= Francis Beaumont (MP) =

Member of the Parliament of England

Arms of Beaumont: Azure semé of fleurs-de-lis, a lion rampant or

Francis Beaumont (died 1598) of Grace-Dieu in the parish of Belton in Leicestershire, was a judge.

==Origins==
He was the eldest son of the judge John Beaumont, sometime Master of the Rolls, by his second wife Elizabeth Hastings, daughter of William Hastings, 1st Baron Hastings. His father was removed from the bench in 1552 for "scandalously abusing his position".

==Life==
Nothing is recorded of his early education. He was a Fellow-Commoner of Peterhouse, Cambridge, when Queen Elizabeth I visited Cambridge University.

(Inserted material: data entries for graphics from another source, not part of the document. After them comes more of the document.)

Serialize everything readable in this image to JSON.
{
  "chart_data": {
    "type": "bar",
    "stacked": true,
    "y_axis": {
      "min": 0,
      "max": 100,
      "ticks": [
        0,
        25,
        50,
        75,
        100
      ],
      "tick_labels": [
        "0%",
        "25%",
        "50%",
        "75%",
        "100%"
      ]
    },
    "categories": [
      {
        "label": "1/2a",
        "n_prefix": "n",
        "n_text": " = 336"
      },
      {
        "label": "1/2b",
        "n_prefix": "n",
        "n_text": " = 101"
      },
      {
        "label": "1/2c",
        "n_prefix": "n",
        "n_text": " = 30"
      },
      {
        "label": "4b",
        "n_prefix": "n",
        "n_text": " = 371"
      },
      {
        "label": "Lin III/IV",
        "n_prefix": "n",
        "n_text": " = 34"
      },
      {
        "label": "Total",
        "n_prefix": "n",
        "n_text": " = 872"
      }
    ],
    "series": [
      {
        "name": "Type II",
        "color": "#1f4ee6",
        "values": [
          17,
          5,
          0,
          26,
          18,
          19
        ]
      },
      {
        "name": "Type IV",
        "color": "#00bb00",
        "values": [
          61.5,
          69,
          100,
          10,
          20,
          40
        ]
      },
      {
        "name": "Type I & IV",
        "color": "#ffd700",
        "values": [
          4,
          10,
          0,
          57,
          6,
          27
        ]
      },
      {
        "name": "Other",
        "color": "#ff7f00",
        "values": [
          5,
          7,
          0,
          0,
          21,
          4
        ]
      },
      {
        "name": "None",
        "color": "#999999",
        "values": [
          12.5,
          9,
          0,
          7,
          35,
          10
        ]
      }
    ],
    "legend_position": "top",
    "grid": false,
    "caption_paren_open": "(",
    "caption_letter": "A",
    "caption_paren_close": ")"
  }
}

No record survives of his matriculation nor of his having graduated. He studied law in the Inner Temple, was called to the bar, and practised with success and high reputation. In 1572 he was elected a Member of Parliament for Aldeburgh. In 1581 he was elected Autumn Reader of the Inner Temple. In 1589 he was called to the degree of Serjeant-at-Law and on 25 January 1592-3 was appointed a Judge of the Court of Common Pleas .

==Marriage and children==
He married Anne Pierrepont, daughter of Sir George Pierrepont, knight, of Holme Pierrepont in Nottinghamshire, and widow of Thomas Thorold of Marston, Lincolnshire. By his wife, who predeceased him, he had three sons and one daughter as follows:
- Sir Henry Beaumont (1581–1605), who was knighted in 1603 and died aged 24; his daughter barbara married Wolstan Dixie, 1st Baronet
- Sir John Beaumont, 1st Baronet
- Francis Beaumont, the dramatist.
- Elizabeth Beaumont, wife of Sir Thomas Seyliard of Kent.

==Death==
In 1598 Beaumont caught gaol fever (now believed to have been typhus) whilst presiding at the Assizes of the Northern Circuit, which was one of many so-called Black Assizes where disease spread from prisoners to attendees at court and caused widespread deaths within a few days. Beaumont died at home at Grace-Dieu on 22 April 1598, and was buried on 12 June following, with heraldic attendance, in the parish church of Belton.

==Legacy==
William Burton, the historian of Leicestershire, who was 23 when Beaumont died, called him a "grave, learned, and reverend judge".